На вокзал Эффи проводила Афра; она взяла с госпожи баронессы обещание обязательно приехать сюда на следующее лето – кто хотя раз побывал в Эмсе, всегда возвращается снова. После Бонна Эмс самое красивое место на свете.

А госпожа Цвикер меж тем села за письма. Она писала не в гостиной за шатким секретером в стиле рококо, аза тем самым столиком на веранде, где утром она завтракала вместе с Эффи. Ей доставляло удовольствие писать письмо, которое должно будет развлечь ее приятельницу, одну берлинскую даму, отдыхавшую сейчас в Рейхенхал-ле. Эти души давно уже обрели друг друга, и обе дамы старались только превзойти друг друга в чувстве скепсиса, распространявшегося на всех мужчин; они считали мужчин гораздо ниже того, что могло бы снискать их одобрение, особенно так называемых «неотразимых» мужчин. «Все же лучше те, кто от смущения не знает, куда и смотреть, а больше всего разочаровывают донжуаны. И отчего так бывает?!» Таковы были мудрые сентенции, которыми, как правило, обменивались подруги.
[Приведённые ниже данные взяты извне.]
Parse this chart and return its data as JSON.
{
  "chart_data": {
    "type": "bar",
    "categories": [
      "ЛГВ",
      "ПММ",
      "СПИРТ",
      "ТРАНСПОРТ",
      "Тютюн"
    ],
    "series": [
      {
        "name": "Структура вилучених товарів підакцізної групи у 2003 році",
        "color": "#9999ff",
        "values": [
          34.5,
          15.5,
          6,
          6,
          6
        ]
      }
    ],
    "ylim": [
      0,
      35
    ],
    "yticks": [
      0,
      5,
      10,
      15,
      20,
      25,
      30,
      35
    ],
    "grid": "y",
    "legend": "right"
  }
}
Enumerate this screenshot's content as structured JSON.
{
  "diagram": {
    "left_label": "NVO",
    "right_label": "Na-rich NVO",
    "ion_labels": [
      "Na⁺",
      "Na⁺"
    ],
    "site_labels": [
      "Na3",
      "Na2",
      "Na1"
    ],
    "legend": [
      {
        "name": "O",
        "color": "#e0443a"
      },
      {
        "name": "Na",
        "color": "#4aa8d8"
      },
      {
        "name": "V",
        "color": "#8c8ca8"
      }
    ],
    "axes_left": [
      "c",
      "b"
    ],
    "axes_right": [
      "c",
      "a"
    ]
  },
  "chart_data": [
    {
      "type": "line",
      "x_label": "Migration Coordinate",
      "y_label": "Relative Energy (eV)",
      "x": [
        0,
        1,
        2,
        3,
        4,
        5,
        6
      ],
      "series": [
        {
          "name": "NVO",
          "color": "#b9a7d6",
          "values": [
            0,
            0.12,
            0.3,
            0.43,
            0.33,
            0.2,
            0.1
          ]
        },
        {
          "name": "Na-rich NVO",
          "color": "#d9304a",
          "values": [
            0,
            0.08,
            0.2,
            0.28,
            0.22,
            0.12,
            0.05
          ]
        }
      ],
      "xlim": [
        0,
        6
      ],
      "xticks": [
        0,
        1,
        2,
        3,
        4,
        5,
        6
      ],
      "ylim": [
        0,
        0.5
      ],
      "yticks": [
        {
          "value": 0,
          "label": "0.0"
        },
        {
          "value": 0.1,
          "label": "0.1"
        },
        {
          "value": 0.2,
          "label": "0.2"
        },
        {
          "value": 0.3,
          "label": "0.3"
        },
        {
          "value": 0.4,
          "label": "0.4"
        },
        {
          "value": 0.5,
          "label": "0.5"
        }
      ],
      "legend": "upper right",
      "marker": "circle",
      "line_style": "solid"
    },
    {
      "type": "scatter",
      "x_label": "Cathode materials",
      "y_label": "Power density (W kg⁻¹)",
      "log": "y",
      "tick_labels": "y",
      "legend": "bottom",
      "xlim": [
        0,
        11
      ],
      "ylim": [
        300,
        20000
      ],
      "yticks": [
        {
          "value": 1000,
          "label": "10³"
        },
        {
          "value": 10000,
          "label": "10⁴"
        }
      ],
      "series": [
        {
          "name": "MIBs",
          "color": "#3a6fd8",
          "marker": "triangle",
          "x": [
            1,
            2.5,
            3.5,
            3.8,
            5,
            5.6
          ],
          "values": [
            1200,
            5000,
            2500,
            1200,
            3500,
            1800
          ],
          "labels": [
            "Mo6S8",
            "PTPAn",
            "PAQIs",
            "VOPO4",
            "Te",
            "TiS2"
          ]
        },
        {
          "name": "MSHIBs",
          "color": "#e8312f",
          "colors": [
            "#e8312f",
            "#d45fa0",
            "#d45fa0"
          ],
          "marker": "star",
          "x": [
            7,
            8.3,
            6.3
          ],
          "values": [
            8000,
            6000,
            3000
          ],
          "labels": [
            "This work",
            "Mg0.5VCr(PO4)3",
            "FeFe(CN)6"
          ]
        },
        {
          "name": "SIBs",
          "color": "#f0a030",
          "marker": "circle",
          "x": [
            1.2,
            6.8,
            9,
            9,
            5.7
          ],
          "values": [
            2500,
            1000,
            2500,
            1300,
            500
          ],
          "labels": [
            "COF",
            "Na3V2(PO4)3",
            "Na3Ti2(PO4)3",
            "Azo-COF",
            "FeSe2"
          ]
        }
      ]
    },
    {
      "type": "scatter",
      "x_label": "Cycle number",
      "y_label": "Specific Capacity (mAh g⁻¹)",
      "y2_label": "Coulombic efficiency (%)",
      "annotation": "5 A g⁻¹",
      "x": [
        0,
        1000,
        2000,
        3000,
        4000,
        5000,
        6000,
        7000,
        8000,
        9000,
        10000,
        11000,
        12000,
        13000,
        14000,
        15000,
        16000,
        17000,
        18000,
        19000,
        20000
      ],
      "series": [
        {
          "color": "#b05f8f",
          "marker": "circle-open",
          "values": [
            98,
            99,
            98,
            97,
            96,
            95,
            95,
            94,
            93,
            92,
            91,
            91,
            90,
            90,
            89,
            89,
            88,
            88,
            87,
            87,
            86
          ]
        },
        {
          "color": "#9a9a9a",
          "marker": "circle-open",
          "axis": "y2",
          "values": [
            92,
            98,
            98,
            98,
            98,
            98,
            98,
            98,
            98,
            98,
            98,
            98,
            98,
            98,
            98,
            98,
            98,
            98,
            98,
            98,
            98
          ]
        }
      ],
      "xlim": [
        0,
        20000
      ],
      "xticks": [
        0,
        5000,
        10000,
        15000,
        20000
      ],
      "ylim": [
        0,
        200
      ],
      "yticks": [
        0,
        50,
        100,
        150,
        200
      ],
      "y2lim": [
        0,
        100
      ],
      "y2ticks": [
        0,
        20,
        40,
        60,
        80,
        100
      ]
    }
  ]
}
Госпожа Цвикер строчила уже второй лист и развивала более чем благодарную тему, называвшуюся, конечно, «Эффи»:

«В целом она была мила, приятна, как будто откровенна, без дворянской спеси (а может быть, просто обладает искусством скрывать ее) и всегда слушала с интересом, если я ей рассказывала что-нибудь интересное, чем я и пользовалась (и заверений в этом, как ты знаешь, не требуется). Стало быть, еще раз: очаровательная молодая женщина, лет двадцати пяти или чуточку больше. И все-таки я не доверяла ее безмятежности, так же как не доверяю ей и сейчас; собственно, сейчас менее всего. Сегодняшняя история с письмом, – о, за этим что-то кроется, даю голову на отсечение. Если я ошибусь, это будет моей первой ошибкой в жизни. То, что она с увлечением говорила о модных берлинских проповедниках и устанавливала меру божественной благодати каждого из них, а также то, что по временам она бросала взгляд невинной Гретхен, который должен был, очевидно, означать, что она не способна воды замутить, только лишний раз подтверждает... Но вот входит наша Афра, красивая горничная, о которой я, кажется, уже писала, и кладет мне на стол газету, которую, по ее словам, мне посылает хозяйка; одно место обведено синим карандашом. Прости, я хочу прочесть, что это такое...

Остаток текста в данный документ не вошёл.